A deficiência da vitamina A leva a morte de um milhão de crianças por ano no mundo. Cerca de 40% dos meninos e meninas em países em desenvolvimento tem seu sistema imunológico comprometido, pois têm deficiência desta vitamina e cerca de 250 milhões destas, em idade pré-escolar, por todo o mundo são deficientes desta vitamina e cerca de 250 a 500 mil crianças ficam cegas todos os anos devido a sua carência. No Brasil, estima-se que 15% das crianças apresentam deficiência subclínica de vitamina A e que 4 mil crianças morram por ano devido a insuficiência desta. A deficiência severa de vitamina A é a principal causa de cegueira evitável em indivíduos de até 17 anos. Formas menos severas de deficiência de vitamina A não apresentam sinais externos, mas “abrem as portas” para diversas outras doenças e infecções. (ONU, 2015, UNICEF, 2004, UNICEF 2009, WFP, 2005).
A deficiência em vitamina A é um problema de saúde pública no Brasil, principalmente nas regiões Norte, Nordeste e Sudeste do país e nos estados de São Paulo, Minas Gerais, e Amazonas, sendo as crianças nordestinas as mais vulneráveis a sofrerem esta carência: entre 16% e 55% das crianças nordestinas sofrem de carência de vitamina A. (MILAGRES, NUNES, PINHEIRO-SANT’ANA, 2007)
Um artigo feito por Milagres, Nunes, Pinheiro-Sant’Ana (2007) compilou diversos estudos acerca da deficiência de vitamina A no Brasil. Um estudo feito com crianças da periferia de Campinas, SP, demonstrou que cerca de 17,6% dessas crianças sofrem carência de vitamina A; um, feito em Ribeirão das Neves, SP, com 103 crianças, mostrou que 21,4% destas sofriam dessa carência. Em Minas Gerais, cerca de 30% das crianças de 6 a 12 anos da zona rural de Novo Cruzeiro apresentam a mesma carência. Uma pesquisa realizada com 253 recém-nascidos no Rio de Janeiro, RJ, constatou que 55,7% destas crianças sofriam de deficiência em vitamina a, e outra, realizado com 175 crianças de idade pré-escolar, revelou que 34,3% destas sofriam da mesma deficiência.

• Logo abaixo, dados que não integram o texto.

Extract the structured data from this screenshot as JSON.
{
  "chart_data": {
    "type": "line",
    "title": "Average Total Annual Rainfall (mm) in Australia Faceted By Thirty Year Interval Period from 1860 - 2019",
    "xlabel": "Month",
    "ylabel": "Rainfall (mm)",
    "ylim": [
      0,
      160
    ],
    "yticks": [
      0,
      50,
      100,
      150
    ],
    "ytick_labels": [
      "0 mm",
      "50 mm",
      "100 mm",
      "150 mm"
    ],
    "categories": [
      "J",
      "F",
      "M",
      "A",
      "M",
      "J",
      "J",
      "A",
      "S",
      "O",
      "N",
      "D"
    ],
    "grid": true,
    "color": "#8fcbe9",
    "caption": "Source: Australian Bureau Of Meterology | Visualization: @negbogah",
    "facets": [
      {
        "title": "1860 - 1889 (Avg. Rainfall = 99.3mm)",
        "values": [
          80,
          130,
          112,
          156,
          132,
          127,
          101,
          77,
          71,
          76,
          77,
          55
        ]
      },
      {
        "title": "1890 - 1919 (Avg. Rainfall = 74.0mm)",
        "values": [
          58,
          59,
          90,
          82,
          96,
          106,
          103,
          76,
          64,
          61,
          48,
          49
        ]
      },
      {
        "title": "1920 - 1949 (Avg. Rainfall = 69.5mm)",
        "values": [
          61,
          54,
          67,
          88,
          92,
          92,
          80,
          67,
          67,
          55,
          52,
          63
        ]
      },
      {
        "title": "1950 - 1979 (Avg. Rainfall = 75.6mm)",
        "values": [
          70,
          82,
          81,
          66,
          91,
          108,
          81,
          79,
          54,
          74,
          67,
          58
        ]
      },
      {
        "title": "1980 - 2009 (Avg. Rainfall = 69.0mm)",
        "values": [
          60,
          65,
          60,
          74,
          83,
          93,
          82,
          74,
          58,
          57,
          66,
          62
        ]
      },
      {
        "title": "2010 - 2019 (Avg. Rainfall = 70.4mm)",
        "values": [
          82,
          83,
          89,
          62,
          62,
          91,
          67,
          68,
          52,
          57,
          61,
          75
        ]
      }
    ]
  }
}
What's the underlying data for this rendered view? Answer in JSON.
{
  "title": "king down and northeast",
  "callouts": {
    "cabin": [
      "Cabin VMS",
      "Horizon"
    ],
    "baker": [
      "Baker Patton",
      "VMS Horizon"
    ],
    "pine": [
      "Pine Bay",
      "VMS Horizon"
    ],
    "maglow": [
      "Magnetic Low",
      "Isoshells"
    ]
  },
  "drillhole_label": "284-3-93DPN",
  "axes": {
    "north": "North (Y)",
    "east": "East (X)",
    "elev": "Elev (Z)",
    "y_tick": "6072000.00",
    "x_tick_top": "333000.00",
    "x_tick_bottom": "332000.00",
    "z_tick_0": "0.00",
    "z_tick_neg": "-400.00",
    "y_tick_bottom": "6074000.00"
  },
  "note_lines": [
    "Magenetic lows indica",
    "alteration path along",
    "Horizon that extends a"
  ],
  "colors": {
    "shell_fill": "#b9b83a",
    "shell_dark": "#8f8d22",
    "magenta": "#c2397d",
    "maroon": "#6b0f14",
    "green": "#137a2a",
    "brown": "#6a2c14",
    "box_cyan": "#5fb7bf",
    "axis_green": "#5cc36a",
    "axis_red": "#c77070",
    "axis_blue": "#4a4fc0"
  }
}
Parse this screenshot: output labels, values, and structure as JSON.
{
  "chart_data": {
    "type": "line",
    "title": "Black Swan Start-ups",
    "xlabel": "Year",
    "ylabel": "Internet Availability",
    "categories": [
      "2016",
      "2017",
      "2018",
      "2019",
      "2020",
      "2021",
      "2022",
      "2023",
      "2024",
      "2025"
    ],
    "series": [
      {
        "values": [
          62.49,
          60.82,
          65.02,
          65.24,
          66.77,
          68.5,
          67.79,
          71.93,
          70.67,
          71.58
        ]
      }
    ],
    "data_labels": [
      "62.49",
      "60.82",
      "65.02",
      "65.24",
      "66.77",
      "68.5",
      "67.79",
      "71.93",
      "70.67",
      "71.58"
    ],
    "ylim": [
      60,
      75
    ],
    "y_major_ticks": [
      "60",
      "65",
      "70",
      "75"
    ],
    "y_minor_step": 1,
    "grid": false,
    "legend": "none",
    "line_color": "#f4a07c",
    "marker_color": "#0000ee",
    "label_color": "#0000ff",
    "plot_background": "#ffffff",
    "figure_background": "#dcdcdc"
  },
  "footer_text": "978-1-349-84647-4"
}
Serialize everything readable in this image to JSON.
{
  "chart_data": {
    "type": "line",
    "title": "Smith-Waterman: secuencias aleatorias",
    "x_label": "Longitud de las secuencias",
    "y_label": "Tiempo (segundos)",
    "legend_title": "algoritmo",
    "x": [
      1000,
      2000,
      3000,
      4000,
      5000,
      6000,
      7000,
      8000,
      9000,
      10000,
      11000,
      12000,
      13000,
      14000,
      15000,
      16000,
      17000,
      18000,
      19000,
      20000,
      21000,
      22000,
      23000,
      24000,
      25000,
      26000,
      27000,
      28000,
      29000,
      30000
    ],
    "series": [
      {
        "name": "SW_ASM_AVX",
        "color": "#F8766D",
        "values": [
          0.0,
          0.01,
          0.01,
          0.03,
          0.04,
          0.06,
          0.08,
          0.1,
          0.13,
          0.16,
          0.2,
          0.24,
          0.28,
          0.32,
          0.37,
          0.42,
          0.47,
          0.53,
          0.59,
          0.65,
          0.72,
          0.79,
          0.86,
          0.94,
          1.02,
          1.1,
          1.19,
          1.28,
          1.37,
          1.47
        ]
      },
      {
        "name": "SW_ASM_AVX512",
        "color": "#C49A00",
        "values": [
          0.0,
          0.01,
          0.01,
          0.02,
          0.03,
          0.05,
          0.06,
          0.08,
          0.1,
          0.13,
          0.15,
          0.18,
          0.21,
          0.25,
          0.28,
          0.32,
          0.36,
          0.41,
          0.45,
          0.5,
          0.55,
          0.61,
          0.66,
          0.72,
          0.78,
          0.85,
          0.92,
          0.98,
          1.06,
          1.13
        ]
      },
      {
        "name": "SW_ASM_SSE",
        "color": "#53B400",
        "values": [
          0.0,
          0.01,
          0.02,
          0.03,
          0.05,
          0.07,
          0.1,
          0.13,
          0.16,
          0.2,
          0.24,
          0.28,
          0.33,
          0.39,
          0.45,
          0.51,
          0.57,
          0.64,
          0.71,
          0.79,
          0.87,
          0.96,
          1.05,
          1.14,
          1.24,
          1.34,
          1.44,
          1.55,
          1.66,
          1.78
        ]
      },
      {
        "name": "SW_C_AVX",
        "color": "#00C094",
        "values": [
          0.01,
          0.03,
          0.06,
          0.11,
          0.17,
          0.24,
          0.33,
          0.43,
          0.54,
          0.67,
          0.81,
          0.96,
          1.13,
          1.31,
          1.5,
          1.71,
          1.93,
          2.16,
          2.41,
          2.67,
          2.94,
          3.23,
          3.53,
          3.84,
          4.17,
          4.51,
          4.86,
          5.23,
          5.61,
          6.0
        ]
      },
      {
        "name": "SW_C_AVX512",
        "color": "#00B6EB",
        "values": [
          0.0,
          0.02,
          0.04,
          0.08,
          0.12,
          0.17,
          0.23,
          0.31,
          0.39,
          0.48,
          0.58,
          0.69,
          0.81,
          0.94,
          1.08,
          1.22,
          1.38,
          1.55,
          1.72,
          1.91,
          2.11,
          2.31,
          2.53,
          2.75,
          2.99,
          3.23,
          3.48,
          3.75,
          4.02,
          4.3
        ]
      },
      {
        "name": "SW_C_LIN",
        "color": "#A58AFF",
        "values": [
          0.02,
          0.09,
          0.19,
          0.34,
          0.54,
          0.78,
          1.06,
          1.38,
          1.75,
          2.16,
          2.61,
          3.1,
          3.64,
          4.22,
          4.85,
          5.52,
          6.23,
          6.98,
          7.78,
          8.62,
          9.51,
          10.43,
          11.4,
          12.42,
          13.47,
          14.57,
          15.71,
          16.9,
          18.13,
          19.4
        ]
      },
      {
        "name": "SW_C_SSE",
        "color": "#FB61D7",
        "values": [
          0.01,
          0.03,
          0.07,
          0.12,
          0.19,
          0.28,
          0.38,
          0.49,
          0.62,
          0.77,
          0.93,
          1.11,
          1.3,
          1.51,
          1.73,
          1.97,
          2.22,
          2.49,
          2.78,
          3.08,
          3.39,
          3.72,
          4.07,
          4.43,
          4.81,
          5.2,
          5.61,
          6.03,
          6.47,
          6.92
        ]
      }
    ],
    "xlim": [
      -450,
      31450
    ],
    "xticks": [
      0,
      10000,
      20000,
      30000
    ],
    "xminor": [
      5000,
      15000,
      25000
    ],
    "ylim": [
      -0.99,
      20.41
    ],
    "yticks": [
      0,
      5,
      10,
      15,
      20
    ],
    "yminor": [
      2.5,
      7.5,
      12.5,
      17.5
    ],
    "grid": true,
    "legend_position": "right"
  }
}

A carência de folato (vitamina B9 ou vitamina M) afeta homens e mulheres em todos os países do mundo. Dados sugerem que 25% das mortes causadas por derrame ou doenças cardíacas, em virtualmente todos os países, estão relacionadas a baixos níveis de folato nestes indivíduos. A deficiência em folato leva ao nascimento de aproximadamente 200 a 250 mil crianças em todo o mundo com defeitos congênitos severos, sendo o principal deles a espinha bífida. No Brasil, cerca de 5250 crianças nascem por ano com defeitos do tudo neural associados à deficiência de folato. Dados da UNICEF (2004) sugerem que se o folato fosse adicionado a toda farinha de trigo consumida mundialmente, o número de casos de espinha bífida cairiam pela metade (UEHARA, ROSA, 2010, UNICEF, 2004). Desde 1998, toda farinha de trigo consumida nos EUA e Canadá devem ser enriquecidas com folato e desde então houve uma redução de 20 a 50% no número de casos de espinha bífida e anencefalia, e, praticamente não há casos de anemia por deficiência de folato. Fortificação da farinha de trigo com folato reduz casos de aborto, anemia, defeitos congênitos e possivelmente reduz casos de doenças cardíacas e derrames. (UNICEF, 2004, ZIMMERMAN, 2011)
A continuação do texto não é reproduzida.